Da qui la disponibilità specie dell’Arabia Saudita di farsene carico per altri 0,4 mil. bbl/g portando così a 2,1 mil.bbl/g la complessiva riduzione. Dipenderà, da un lato, dall’evolvere dell’economia internazionale specie e alle tensioni commerciali Stati Uniti-Cina e, dall’altro lato, dalla dinamica dello shale oil americano che comincia a registrare una qualche battuta di arresto, a causa della bancarotta di molti indipendenti.

Riduzione produzione petrolio dal 1 gennaio 2020 (‘000 bbl/g)

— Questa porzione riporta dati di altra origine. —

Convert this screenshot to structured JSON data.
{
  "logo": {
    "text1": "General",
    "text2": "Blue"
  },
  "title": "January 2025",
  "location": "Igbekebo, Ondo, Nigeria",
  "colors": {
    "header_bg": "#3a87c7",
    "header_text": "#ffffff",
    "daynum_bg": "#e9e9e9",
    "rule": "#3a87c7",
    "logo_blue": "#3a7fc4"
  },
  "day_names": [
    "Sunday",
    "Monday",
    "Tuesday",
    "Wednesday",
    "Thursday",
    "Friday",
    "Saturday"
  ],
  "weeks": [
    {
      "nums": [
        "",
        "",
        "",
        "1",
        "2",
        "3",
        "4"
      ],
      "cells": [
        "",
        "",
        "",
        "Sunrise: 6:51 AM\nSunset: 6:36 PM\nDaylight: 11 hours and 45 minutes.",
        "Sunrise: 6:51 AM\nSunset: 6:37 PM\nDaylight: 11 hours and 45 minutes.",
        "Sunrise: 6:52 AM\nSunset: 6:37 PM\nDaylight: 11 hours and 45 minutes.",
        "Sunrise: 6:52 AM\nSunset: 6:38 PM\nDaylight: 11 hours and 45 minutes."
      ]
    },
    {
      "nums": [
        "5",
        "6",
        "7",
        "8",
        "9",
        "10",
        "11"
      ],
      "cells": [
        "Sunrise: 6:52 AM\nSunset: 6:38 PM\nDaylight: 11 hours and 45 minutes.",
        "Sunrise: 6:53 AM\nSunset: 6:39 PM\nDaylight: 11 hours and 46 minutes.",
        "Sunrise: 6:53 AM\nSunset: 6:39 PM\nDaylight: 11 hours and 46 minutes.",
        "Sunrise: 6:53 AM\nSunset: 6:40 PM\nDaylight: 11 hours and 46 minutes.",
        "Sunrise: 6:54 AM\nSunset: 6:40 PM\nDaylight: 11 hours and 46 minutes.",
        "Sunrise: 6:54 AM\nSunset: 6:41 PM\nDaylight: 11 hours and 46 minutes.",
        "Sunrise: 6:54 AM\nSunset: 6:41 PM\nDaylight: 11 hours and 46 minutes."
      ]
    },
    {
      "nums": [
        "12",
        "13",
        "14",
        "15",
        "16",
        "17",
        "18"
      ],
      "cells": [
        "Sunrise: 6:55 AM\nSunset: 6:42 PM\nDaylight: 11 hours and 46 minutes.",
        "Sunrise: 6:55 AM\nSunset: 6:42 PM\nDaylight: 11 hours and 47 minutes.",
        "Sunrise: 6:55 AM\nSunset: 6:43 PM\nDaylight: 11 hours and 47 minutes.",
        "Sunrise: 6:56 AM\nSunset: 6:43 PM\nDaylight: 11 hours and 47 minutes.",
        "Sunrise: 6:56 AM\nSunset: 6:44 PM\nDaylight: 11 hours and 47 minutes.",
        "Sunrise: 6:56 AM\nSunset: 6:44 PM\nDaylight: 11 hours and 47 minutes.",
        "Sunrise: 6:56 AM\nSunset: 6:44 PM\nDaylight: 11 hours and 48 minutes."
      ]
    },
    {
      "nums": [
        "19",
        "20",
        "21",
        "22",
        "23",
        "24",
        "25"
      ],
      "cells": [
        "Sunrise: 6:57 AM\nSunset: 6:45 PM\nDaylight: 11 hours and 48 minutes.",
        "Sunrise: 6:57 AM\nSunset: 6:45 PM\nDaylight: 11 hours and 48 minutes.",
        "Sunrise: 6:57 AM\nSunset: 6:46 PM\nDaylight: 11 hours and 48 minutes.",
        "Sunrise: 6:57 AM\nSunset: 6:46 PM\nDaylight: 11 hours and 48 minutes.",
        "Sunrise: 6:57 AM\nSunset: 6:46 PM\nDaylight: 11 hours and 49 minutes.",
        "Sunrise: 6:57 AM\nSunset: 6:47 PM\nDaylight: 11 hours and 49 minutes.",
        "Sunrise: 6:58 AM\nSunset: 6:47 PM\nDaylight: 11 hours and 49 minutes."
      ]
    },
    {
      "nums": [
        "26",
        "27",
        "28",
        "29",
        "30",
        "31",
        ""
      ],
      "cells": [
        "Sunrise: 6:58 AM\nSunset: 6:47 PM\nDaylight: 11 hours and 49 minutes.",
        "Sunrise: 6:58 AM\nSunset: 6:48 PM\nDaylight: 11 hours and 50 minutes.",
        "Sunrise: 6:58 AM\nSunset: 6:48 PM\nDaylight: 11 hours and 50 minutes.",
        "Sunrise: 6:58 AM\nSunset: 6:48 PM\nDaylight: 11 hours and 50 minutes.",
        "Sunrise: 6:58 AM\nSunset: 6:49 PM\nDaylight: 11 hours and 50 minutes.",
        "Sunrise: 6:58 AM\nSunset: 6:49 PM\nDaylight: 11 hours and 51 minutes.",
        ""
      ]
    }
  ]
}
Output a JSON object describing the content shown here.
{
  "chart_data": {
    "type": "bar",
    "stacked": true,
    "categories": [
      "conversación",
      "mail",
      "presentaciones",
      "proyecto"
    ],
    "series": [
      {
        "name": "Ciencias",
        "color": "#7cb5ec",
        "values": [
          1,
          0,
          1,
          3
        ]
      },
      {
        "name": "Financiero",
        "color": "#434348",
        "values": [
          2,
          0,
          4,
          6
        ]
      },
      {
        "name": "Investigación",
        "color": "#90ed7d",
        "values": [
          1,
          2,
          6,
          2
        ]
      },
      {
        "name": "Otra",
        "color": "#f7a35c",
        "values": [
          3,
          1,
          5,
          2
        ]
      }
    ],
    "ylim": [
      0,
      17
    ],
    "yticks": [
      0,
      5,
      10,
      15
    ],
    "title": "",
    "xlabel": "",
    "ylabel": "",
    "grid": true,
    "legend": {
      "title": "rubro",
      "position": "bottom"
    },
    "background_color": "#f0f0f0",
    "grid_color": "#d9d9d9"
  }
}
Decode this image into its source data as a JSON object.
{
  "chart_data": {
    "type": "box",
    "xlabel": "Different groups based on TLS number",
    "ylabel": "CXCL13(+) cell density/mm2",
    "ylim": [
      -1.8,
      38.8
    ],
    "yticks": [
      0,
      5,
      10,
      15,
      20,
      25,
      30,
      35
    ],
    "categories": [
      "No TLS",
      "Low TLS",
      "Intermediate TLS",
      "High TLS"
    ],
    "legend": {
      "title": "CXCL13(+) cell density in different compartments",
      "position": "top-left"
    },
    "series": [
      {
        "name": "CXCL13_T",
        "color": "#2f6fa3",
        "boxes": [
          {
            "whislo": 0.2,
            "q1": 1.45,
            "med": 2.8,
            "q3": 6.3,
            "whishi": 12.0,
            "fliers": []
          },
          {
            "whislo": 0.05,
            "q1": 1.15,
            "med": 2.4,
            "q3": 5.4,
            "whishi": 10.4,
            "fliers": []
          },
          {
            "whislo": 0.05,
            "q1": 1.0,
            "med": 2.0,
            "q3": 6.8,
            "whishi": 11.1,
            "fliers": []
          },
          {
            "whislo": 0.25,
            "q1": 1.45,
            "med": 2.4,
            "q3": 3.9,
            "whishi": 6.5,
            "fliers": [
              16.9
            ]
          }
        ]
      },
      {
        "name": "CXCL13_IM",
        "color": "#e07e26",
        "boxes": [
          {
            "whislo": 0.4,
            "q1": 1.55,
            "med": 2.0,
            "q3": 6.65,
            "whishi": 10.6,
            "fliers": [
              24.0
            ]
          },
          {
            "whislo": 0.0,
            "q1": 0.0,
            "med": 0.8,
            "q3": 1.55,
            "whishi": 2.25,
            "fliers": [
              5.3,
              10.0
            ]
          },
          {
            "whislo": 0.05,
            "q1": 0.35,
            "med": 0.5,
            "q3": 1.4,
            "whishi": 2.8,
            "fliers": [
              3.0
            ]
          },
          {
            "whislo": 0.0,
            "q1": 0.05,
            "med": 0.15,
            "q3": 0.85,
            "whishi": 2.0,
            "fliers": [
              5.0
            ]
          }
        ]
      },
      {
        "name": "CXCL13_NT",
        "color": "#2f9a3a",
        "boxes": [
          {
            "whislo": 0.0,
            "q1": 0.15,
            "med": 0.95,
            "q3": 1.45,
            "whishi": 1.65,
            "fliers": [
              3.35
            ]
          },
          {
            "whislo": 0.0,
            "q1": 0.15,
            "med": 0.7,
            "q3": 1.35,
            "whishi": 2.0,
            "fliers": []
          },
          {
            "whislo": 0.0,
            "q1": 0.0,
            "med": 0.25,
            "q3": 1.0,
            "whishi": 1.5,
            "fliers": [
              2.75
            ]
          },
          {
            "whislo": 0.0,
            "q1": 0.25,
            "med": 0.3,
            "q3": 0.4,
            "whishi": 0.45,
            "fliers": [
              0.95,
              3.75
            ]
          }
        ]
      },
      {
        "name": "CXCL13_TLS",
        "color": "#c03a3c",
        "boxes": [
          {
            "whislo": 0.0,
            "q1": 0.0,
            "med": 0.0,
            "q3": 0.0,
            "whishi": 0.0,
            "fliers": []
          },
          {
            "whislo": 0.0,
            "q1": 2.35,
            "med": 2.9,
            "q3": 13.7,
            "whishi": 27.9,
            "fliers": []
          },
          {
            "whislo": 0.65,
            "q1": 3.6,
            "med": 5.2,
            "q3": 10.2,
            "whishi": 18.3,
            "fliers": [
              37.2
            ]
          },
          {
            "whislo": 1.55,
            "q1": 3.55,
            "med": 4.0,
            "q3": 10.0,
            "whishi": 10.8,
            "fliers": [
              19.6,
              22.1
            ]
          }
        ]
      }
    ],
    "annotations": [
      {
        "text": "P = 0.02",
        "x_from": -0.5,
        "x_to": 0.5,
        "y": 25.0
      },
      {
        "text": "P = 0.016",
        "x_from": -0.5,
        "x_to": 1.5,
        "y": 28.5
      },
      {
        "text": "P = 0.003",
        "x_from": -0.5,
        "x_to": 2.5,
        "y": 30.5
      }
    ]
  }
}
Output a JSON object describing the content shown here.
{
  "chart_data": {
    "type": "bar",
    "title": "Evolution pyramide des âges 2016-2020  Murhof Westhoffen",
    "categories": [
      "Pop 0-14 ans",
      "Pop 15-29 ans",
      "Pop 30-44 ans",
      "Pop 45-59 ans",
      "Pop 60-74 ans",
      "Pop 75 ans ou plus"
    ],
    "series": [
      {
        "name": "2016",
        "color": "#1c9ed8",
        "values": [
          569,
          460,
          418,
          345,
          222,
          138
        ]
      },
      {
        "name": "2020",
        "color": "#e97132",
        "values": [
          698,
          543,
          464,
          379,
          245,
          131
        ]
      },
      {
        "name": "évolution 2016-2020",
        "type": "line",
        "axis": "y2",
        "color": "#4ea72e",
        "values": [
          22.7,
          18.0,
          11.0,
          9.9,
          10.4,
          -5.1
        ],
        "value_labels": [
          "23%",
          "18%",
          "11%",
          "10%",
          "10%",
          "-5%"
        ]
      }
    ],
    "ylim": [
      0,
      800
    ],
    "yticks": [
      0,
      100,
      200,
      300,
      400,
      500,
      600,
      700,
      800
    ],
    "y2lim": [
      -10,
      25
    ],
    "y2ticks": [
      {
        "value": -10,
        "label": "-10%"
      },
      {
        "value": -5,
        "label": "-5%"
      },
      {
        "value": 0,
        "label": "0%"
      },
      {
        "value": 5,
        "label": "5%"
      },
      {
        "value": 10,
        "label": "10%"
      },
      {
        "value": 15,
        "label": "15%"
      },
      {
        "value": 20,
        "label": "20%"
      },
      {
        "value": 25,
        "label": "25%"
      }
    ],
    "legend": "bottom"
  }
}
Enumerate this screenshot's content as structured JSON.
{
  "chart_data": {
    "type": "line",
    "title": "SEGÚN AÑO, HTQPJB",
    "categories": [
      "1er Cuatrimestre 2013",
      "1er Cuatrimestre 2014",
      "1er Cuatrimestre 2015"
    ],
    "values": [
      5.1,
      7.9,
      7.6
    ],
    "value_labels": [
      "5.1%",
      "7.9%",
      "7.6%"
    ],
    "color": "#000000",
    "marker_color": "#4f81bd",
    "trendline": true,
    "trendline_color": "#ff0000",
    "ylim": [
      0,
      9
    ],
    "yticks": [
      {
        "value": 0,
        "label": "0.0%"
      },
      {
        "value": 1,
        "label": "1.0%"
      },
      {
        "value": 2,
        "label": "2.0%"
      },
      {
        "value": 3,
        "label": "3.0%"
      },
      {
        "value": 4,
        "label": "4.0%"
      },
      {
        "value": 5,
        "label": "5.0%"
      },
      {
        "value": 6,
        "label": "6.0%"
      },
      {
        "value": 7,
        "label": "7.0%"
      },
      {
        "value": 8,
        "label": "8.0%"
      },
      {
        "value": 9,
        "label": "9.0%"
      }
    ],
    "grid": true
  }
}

2 buone notizie per il petrolio

Le buone notizie per il petrolio più che dal presente riguardano tuttavia il futuro: l’opposto di quel che si continua a propagandare. Di due fatti merita far menzione. Il primo è che le previsioni-scenario dell’Agenzia di Parigi più gli anni passano più vedono il petrolio crescere. Se scorriamo quelle al 2040 formulate dal 2014 sino alle recenti del 2019 vediamo che il consumo atteso di petrolio passa da 4.761 mil.tep (previsione 2014) a 4.921 (previsione 2019): con un aumento di 160 mil.tep. (Tab.2) Non vi è quindi conferma del peak oil demand da molti profetizzato.

Fonte: RiEnergia

La seconda buona notizia è data dal valore che i mercati hanno assegnato ad Aramco il primo giorno di contrattazione della sua IPO: 1900 miliardi di dollari, quasi il doppio di quanto capitalizza Apple (vedi post di Massimo Ponzellini del 12 dicembre 2019). Quel che significa: (a) che i mercati attribuiscono all’old oil industry ancora più valore che alla new industry; (b) che i mercati ritengono che le riserve provate di petrolio saranno in futuro estratte e non affondate.

Va da sé che se questa fosse stata l’aspettativa dei mercati il valore di Aramco sarebbe stato di gran lunga inferiore. Ne consegue che da qui in avanti la politica di Riyad sarà attenta non solo all’impatto che ne deriverà sugli equilibri di mercato ma anche sul valore in borsa della sua società.

La morale è che del petrolio resteremo ostaggi ancora per molto, anche per il fallimento delle politiche climatiche e della transizione energetica al dopo-fossili, come Madrid ha ampiamente certificato.